Pour cela, les technologies de stockage de données actuelles doivent être entièrement repensées. Car les volumes de données produits sont déjà confrontés à plusieurs obstacles : les datacenters requièrent des systèmes d’alimentation et de refroidissement pour le moins conséquents, ainsi qu’une maintenance et une surveillance constante. Continuer à s'appuyer uniquement sur les capacités de stockage actuellement disponibles, alors que les volumes et la vitesse d’accès aux données ne cessent de croître, pourrait mener à la création d’un gigantesque goulet d’étranglement.
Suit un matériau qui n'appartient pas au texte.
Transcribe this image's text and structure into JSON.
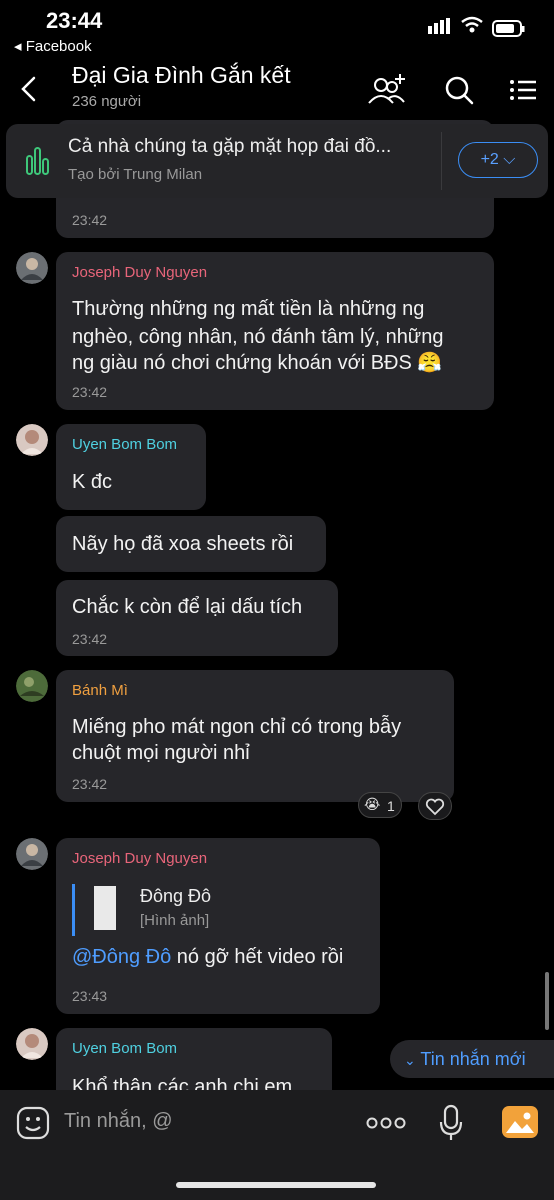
{
  "status": {
    "time": "23:44",
    "back_app": "◂ Facebook"
  },
  "header": {
    "title": "Đại Gia Đình Gắn kết",
    "members": "236 người"
  },
  "pinned": {
    "text": "Cả nhà chúng ta gặp mặt họp đai đồ...",
    "creator": "Tạo bởi Trung Milan",
    "more": "+2 ⌵"
  },
  "messages": [
    {
      "time": "23:42"
    },
    {
      "sender": "Joseph Duy Nguyen",
      "lines": [
        "Thường những ng mất tiền là những ng",
        "nghèo, công nhân, nó đánh tâm lý, những",
        "ng giàu nó chơi chứng khoán với BĐS 😤"
      ],
      "time": "23:42"
    },
    {
      "sender": "Uyen Bom Bom",
      "text": "K đc"
    },
    {
      "text": "Nãy họ đã xoa sheets rồi"
    },
    {
      "text": "Chắc k còn để lại dấu tích",
      "time": "23:42"
    },
    {
      "sender": "Bánh Mì",
      "lines": [
        "Miếng pho mát ngon chỉ có trong bẫy",
        "chuột mọi người nhỉ"
      ],
      "time": "23:42",
      "reaction_emoji": "😭",
      "reaction_count": "1"
    },
    {
      "sender": "Joseph Duy Nguyen",
      "quote_name": "Đông Đô",
      "quote_sub": "[Hình ảnh]",
      "mention": "@Đông Đô",
      "text": " nó gỡ hết video rồi",
      "time": "23:43"
    },
    {
      "sender": "Uyen Bom Bom",
      "text": "Khổ thân các anh chị em"
    }
  ],
  "new_messages": "Tin nhắn mới",
  "composer": {
    "placeholder": "Tin nhắn, @"
  },
  "colors": {
    "accent": "#3b8ef5",
    "bubble": "#26262a",
    "joseph": "#e8657a",
    "uyen": "#4fd0e0",
    "banhmi": "#f0a040"
  }
}
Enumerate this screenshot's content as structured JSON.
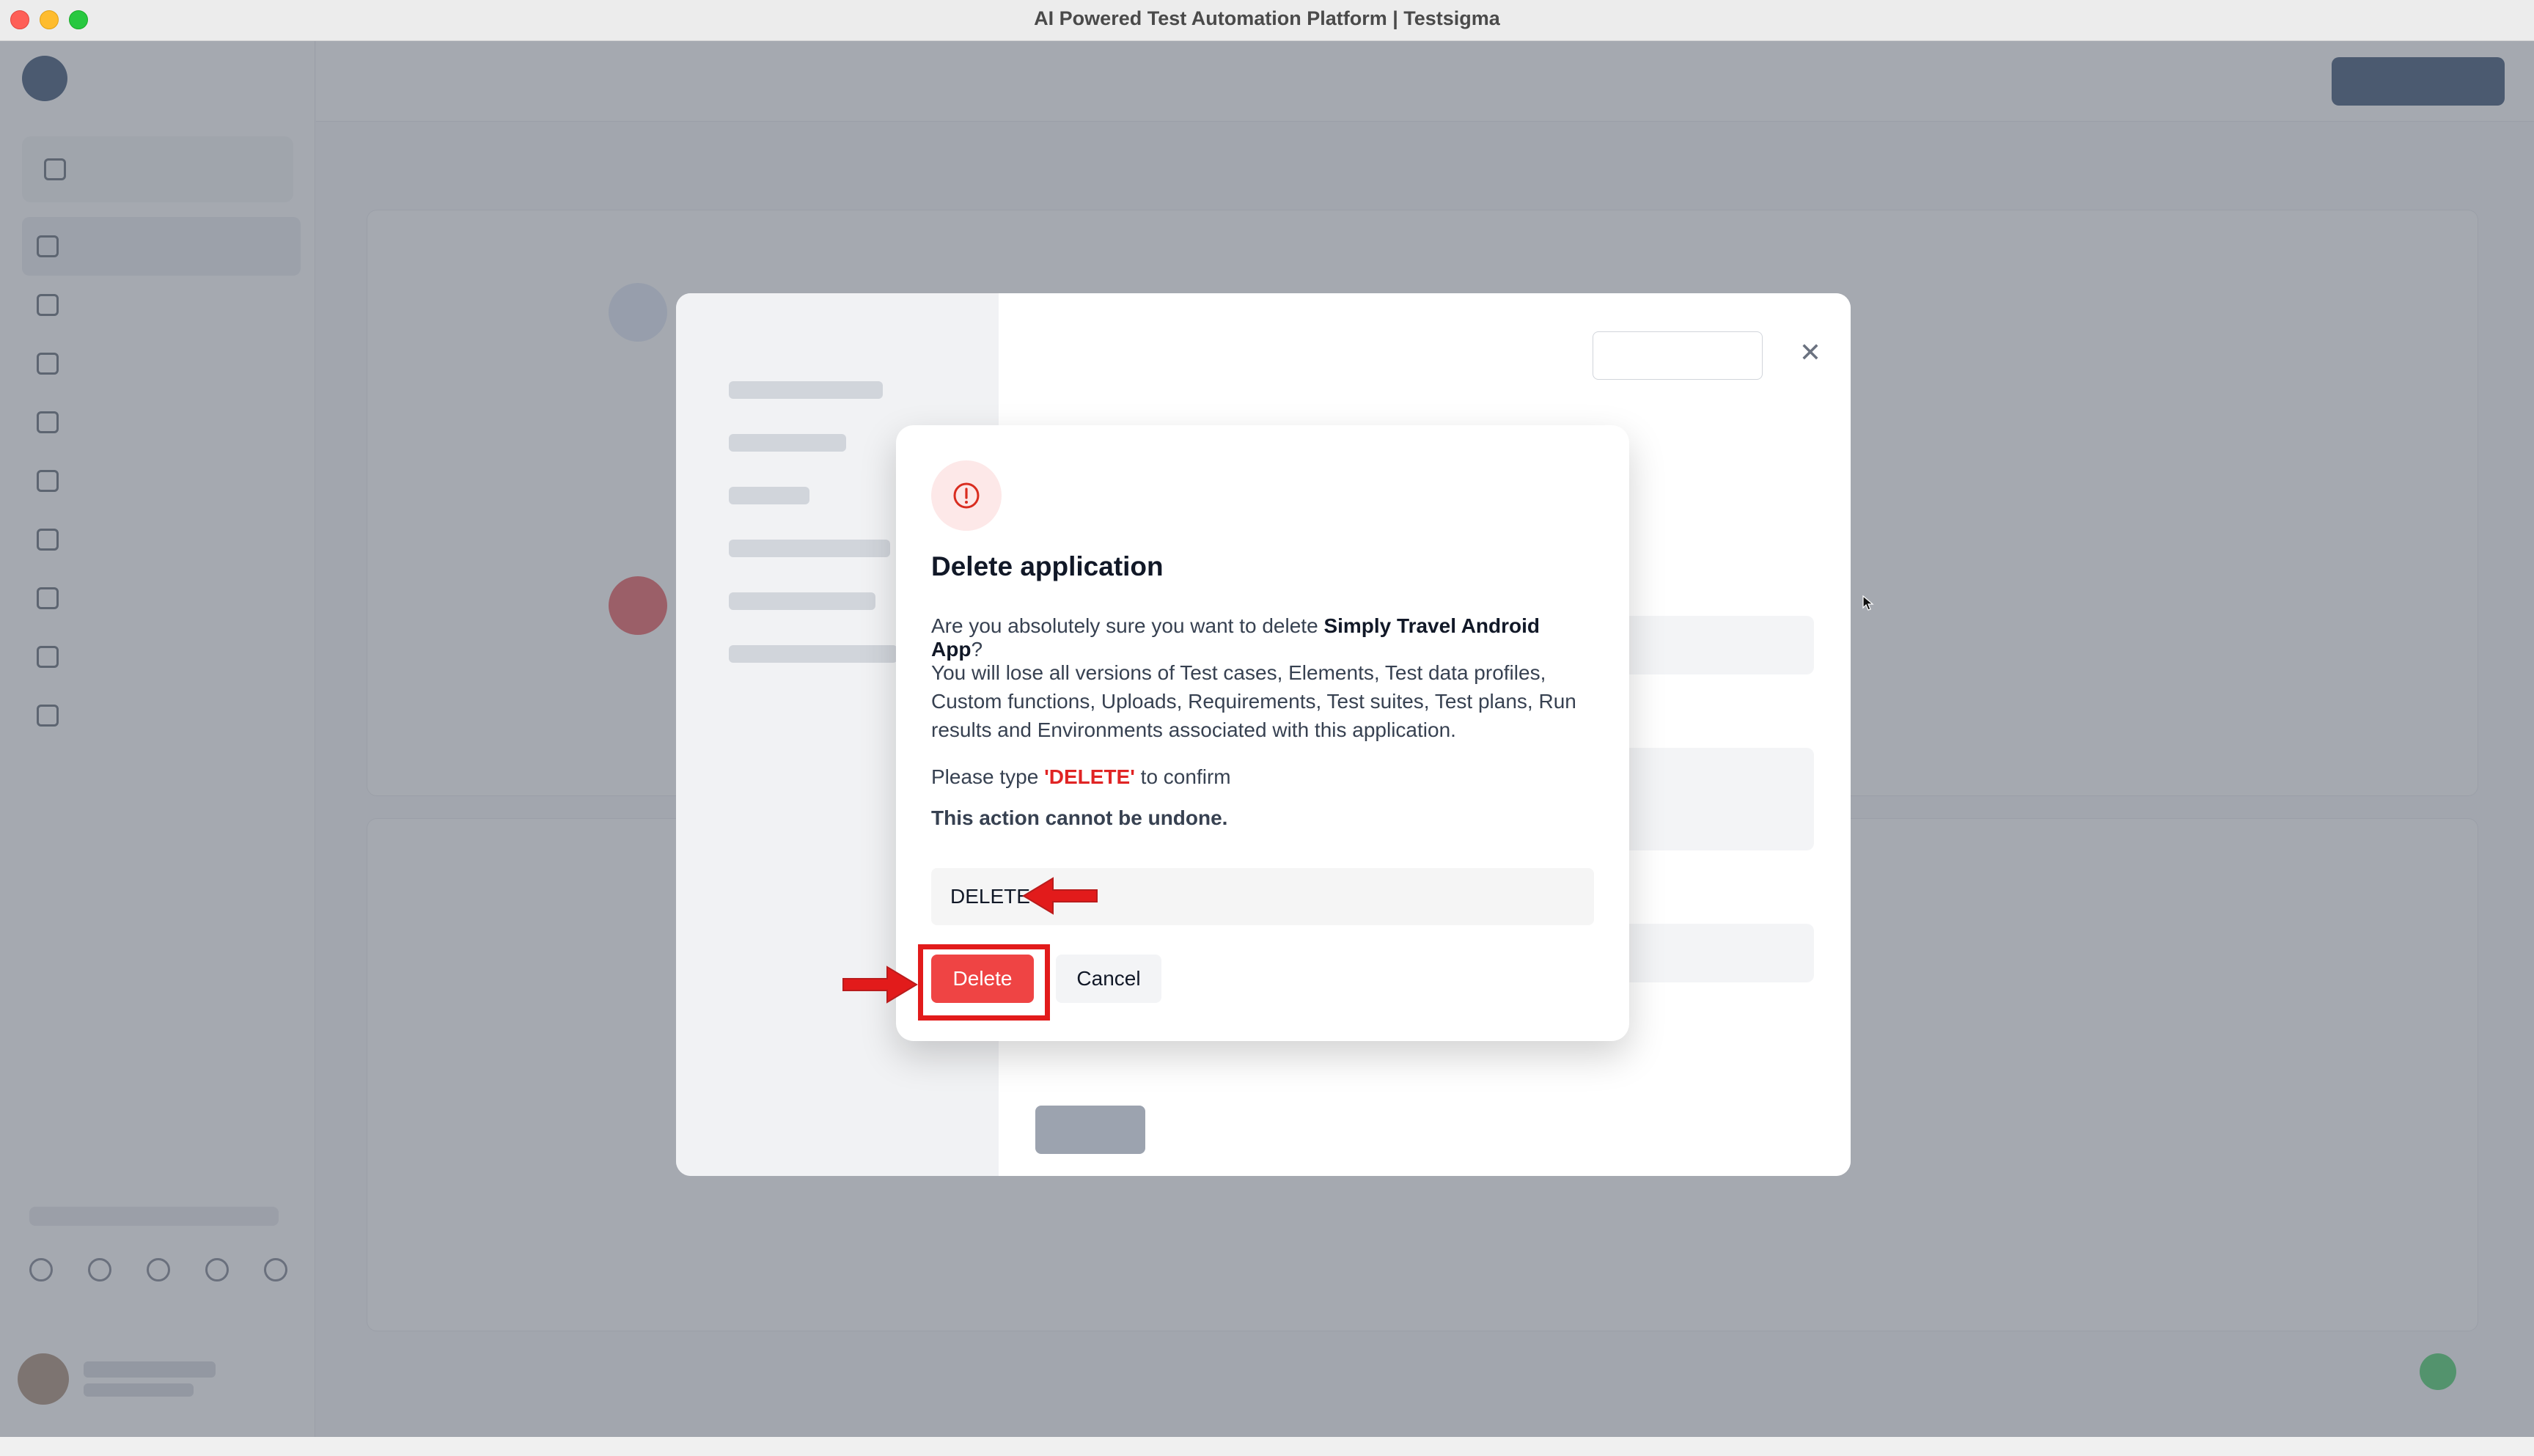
{
  "window": {
    "title": "AI Powered Test Automation Platform | Testsigma"
  },
  "colors": {
    "danger": "#ef4444",
    "brand": "#1e3a5f",
    "highlight": "#e21b1b"
  },
  "modal": {
    "icon": "warning-circle-icon",
    "title": "Delete application",
    "confirm_prefix": "Are you absolutely sure you want to delete ",
    "app_name": "Simply Travel Android App",
    "confirm_suffix": "?",
    "warning": "You will lose all versions of Test cases, Elements, Test data profiles, Custom functions, Uploads, Requirements, Test suites, Test plans, Run results and Environments associated with this application.",
    "type_prefix": "Please type ",
    "type_keyword": "'DELETE'",
    "type_suffix": " to confirm",
    "irreversible": "This action cannot be undone.",
    "input_value": "DELETE",
    "delete_label": "Delete",
    "cancel_label": "Cancel"
  }
}
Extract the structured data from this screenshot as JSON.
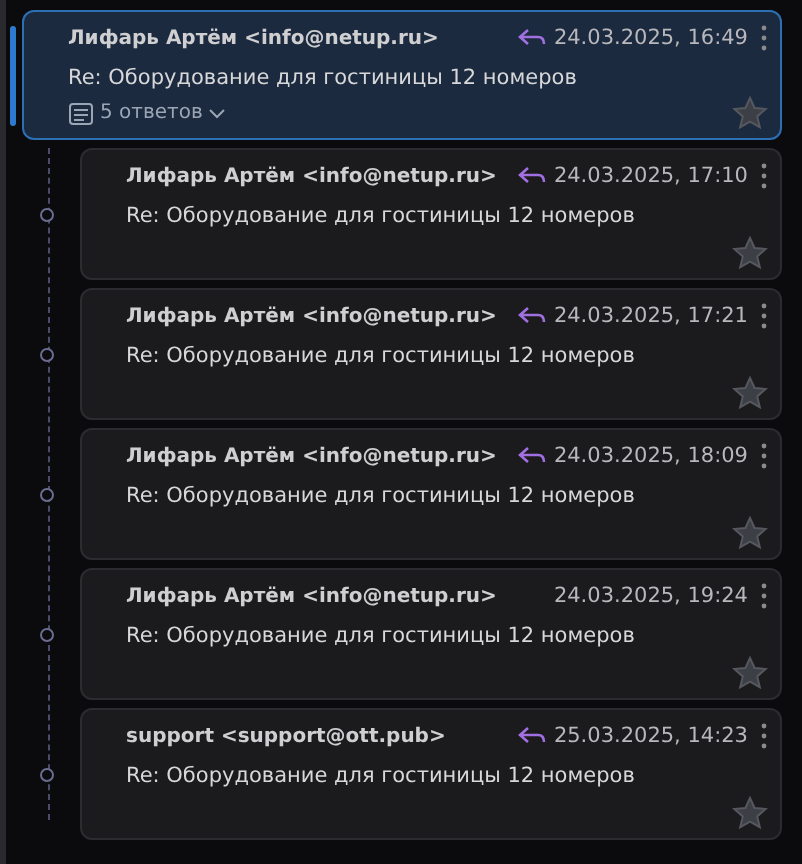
{
  "thread": {
    "sender": "Лифарь Артём <info@netup.ru>",
    "date": "24.03.2025, 16:49",
    "replied": true,
    "subject": "Re: Оборудование для гостиницы 12 номеров",
    "replies_count": "5 ответов",
    "selected": true,
    "starred": false
  },
  "replies": [
    {
      "sender": "Лифарь Артём <info@netup.ru>",
      "date": "24.03.2025, 17:10",
      "replied": true,
      "subject": "Re: Оборудование для гостиницы 12 номеров",
      "selected": false,
      "starred": false
    },
    {
      "sender": "Лифарь Артём <info@netup.ru>",
      "date": "24.03.2025, 17:21",
      "replied": true,
      "subject": "Re: Оборудование для гостиницы 12 номеров",
      "selected": false,
      "starred": false
    },
    {
      "sender": "Лифарь Артём <info@netup.ru>",
      "date": "24.03.2025, 18:09",
      "replied": true,
      "subject": "Re: Оборудование для гостиницы 12 номеров",
      "selected": false,
      "starred": false
    },
    {
      "sender": "Лифарь Артём <info@netup.ru>",
      "date": "24.03.2025, 19:24",
      "replied": false,
      "subject": "Re: Оборудование для гостиницы 12 номеров",
      "selected": false,
      "starred": false
    },
    {
      "sender": "support <support@ott.pub>",
      "date": "25.03.2025, 14:23",
      "replied": true,
      "subject": "Re: Оборудование для гостиницы 12 номеров",
      "selected": false,
      "starred": false
    }
  ]
}
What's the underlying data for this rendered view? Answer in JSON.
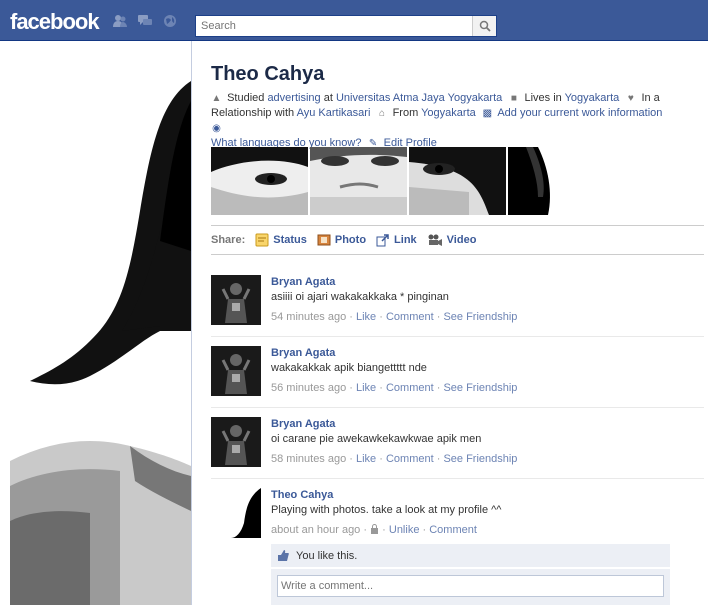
{
  "topbar": {
    "logo": "facebook",
    "search_placeholder": "Search"
  },
  "profile": {
    "name": "Theo Cahya",
    "info": {
      "studied_prefix": "Studied",
      "studied_subject": "advertising",
      "studied_at": "at",
      "school": "Universitas Atma Jaya Yogyakarta",
      "lives_prefix": "Lives in",
      "lives_city": "Yogyakarta",
      "relationship_prefix": "In a Relationship with",
      "partner": "Ayu Kartikasari",
      "from_prefix": "From",
      "from_city": "Yogyakarta",
      "add_work": "Add your current work information",
      "languages": "What languages do you know?",
      "edit_profile": "Edit Profile"
    }
  },
  "share": {
    "label": "Share:",
    "items": [
      "Status",
      "Photo",
      "Link",
      "Video"
    ]
  },
  "posts": [
    {
      "author": "Bryan Agata",
      "message": "asiiii oi ajari wakakakkaka * pinginan",
      "time": "54 minutes ago",
      "actions": [
        "Like",
        "Comment",
        "See Friendship"
      ]
    },
    {
      "author": "Bryan Agata",
      "message": "wakakakkak apik biangettttt nde",
      "time": "56 minutes ago",
      "actions": [
        "Like",
        "Comment",
        "See Friendship"
      ]
    },
    {
      "author": "Bryan Agata",
      "message": "oi carane pie awekawkekawkwae apik men",
      "time": "58 minutes ago",
      "actions": [
        "Like",
        "Comment",
        "See Friendship"
      ]
    },
    {
      "author": "Theo Cahya",
      "message": "Playing with photos. take a look at my profile ^^",
      "time": "about an hour ago",
      "actions": [
        "Unlike",
        "Comment"
      ]
    }
  ],
  "likes_text": "You like this.",
  "comment_placeholder": "Write a comment...",
  "colors": {
    "brand": "#3b5998",
    "link": "#3b5998",
    "meta": "#999999",
    "like_bg": "#eceff5"
  }
}
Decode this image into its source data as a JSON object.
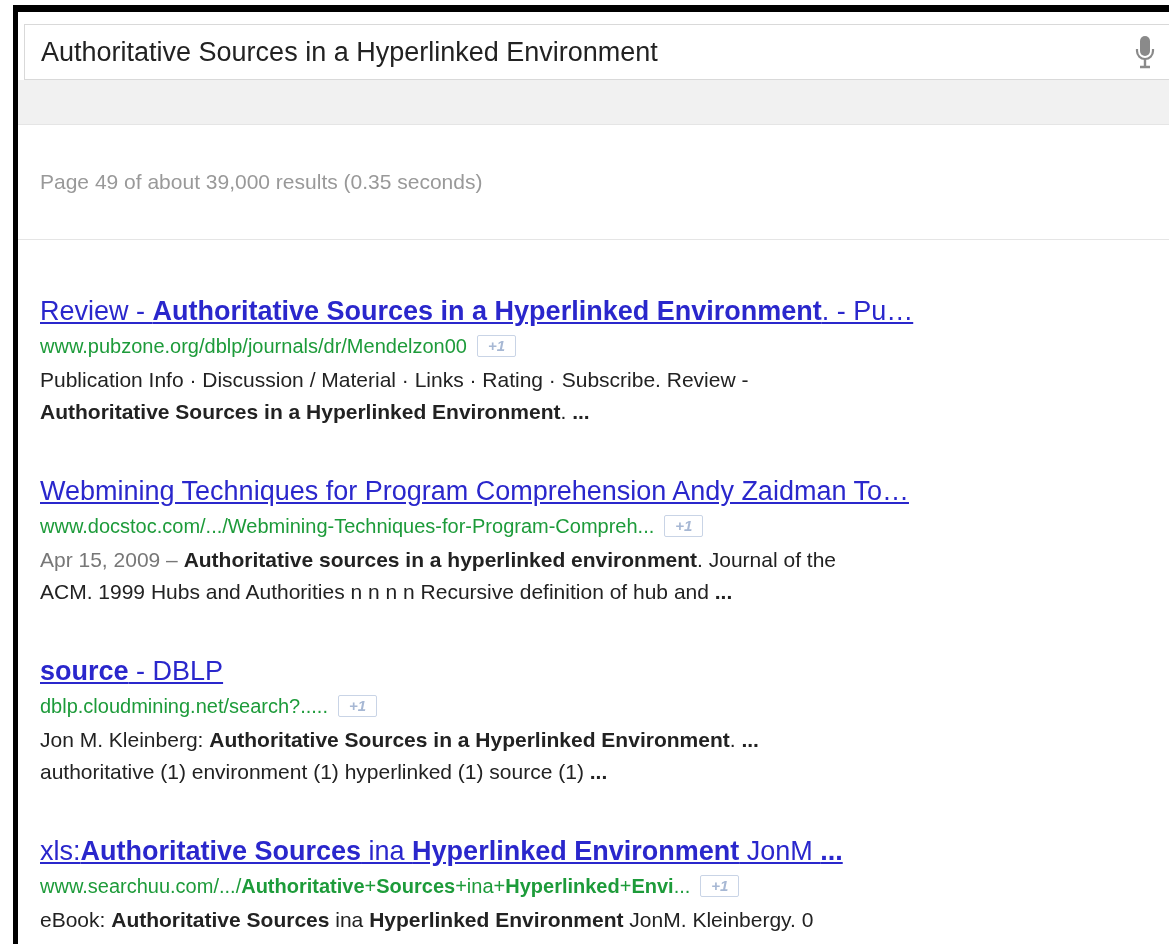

De plus, les supports matériels, à l’instar des serveurs, disques durs et autres clés USB, peuvent se détériorer au fil du temps. De façon très surprenante, le monde du vivant a beaucoup à nous apprendre en matière de stockage de données, à commencer par l’ADN qui possède un palmarès encore inégalé en matière de préservation des informations.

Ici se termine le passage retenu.